Hackers Breach World's Largest Crypto Exchange, Demand $20 Million Ransom

Coinbase, the largest cryptocurrency exchange in the United States, announced on Thursday that hackers managed to breach its systems by bribing offshore customer service contractors to gain access to sensitive customer information. The attackers are demanding a $20 million ransom in what has become one of the most serious cybersecurity breaches to hit a digital asset trading platform.

The San Francisco-based company said it does not intend to pay the ransom. Initial regulatory filings estimate the potential damage could range between $180 million and $400 million, primarily from reimbursements and compensation to affected users.

According to the company, the perpetrators offered cash bribes to customer support agents in exchange for internal data. The stolen information includes customer names, addresses, account details, and images of government-issued IDs. The hackers allegedly intended to use this data for impersonation schemes, convincing users to unknowingly transfer their crypto holdings to the attackers—while simultaneously blackmailing Coinbase.

How the Breach Unfolded

The attack was first reported on May 11, when an anonymous threat actor emailed Coinbase claiming possession of internal company documents and customer data. The hacker demanded $20 million in Bitcoin in exchange for not leaking the stolen materials.

The company revealed that, in the months prior to the email, several support agents had accessed sensitive systems without legitimate business reasons. These individuals were swiftly terminated, and Coinbase began alerting potentially affected customers. After reviewing the email, the company concluded that the employees were likely part of a coordinated scheme orchestrated by external hackers.

Though fewer than 1% of Coinbase’s active monthly users were impacted, the company has committed to full compensation for any financial losses. Coinbase is also offering a $20 million reward for information leading to the identification and conviction of those responsible.

Crypto’s Persistent Security Woes

Cyberattacks have long plagued the cryptocurrency industry, which is heavily reliant on digital platforms and decentralized user control. According to research firm Chainalysis, over $2.2 billion was stolen through similar attacks in 2024 alone.

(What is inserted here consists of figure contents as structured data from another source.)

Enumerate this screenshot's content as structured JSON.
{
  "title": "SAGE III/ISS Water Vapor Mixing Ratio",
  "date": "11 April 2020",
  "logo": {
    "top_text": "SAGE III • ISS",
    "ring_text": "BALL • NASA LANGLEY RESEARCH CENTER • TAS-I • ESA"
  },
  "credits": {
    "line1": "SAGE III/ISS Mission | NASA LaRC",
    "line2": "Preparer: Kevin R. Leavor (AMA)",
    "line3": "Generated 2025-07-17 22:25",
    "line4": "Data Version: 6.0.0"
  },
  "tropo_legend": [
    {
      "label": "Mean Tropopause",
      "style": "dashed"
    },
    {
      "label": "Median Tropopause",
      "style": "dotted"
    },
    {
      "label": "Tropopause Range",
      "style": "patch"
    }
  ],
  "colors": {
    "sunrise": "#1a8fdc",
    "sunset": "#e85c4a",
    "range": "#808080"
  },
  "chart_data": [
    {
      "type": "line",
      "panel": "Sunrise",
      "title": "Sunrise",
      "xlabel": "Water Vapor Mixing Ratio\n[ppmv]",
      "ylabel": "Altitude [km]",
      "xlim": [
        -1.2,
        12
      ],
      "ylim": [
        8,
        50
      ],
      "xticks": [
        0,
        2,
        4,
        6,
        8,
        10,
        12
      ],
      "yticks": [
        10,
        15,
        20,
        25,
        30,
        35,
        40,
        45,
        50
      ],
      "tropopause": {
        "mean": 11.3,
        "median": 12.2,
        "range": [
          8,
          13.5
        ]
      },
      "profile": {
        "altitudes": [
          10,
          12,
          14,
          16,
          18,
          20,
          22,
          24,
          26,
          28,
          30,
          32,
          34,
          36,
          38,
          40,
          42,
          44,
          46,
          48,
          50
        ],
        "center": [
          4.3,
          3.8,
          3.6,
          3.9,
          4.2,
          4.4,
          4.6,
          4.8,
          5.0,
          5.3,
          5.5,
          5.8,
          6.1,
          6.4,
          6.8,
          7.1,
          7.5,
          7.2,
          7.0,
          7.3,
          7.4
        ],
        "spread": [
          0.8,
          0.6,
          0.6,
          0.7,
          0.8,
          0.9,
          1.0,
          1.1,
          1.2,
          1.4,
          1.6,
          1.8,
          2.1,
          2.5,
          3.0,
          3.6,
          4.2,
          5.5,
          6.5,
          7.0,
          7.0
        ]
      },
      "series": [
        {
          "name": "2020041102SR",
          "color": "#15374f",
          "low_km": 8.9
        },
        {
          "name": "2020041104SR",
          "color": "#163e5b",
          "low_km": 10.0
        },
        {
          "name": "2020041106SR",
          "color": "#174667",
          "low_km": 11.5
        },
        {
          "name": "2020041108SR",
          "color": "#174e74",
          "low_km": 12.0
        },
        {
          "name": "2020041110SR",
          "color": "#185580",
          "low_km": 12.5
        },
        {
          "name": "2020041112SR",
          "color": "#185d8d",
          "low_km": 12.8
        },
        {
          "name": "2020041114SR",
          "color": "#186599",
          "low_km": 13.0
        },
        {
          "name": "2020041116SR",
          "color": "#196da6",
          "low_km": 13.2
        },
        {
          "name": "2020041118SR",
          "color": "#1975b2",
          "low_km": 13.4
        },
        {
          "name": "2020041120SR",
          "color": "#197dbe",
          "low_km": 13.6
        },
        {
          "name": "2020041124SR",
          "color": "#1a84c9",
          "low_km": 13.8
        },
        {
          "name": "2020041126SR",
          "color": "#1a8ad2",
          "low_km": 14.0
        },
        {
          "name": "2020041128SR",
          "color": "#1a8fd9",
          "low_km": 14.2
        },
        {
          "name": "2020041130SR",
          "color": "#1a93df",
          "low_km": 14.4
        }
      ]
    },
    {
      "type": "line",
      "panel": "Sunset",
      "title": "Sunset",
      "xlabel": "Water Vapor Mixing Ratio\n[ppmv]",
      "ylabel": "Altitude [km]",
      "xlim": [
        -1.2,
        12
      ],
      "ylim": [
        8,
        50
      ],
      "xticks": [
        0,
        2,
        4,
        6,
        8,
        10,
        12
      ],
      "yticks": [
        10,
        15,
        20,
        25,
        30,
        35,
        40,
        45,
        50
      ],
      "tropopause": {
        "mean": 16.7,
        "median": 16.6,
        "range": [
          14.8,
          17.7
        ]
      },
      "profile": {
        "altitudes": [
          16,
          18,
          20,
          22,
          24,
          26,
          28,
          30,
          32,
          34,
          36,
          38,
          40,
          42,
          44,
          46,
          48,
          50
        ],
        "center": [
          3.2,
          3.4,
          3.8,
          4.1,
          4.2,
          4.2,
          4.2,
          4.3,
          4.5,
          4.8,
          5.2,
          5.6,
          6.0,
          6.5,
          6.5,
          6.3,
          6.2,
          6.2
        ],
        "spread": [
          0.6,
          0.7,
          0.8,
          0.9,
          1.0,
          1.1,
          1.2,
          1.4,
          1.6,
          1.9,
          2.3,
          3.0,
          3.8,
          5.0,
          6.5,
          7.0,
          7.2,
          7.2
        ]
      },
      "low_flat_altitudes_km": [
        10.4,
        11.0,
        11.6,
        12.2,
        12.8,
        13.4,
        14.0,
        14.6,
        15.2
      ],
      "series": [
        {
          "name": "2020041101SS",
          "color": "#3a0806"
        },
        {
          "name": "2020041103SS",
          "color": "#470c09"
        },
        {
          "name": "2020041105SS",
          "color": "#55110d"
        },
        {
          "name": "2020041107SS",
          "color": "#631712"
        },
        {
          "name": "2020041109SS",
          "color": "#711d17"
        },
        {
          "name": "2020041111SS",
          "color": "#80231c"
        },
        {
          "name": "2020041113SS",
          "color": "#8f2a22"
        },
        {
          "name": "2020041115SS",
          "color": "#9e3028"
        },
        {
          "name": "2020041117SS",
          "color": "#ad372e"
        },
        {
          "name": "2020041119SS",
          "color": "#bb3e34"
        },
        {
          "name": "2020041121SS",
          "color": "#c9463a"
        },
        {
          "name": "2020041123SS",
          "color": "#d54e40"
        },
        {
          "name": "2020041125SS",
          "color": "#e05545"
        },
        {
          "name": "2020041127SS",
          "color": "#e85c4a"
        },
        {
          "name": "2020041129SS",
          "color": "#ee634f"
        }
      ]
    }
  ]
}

The hackers in this case used social engineering, a method of manipulating individuals to gain unauthorized access, rather than exploiting software vulnerabilities. Social engineering tactics are increasingly common in crypto-related attacks and were also behind the $1.5 billion breach of Bybit in February.

In parallel, The New York Times reported that Coinbase is under investigation by the U.S. Securities and Exchange Commission (SEC) over allegations that it inflated its reported user numbers. The probe centers around a figure claiming the exchange had over 100 million users, which appeared in its 2021 IPO prospectus and marketing materials. The company quietly stopped reporting that number in 2023.

Coinbase shares fell 7.2% on Thursday, just days before the company is expected to join the S&P 500 index. Despite the timing, executives maintain that security improvements are underway and that confidence will be restored.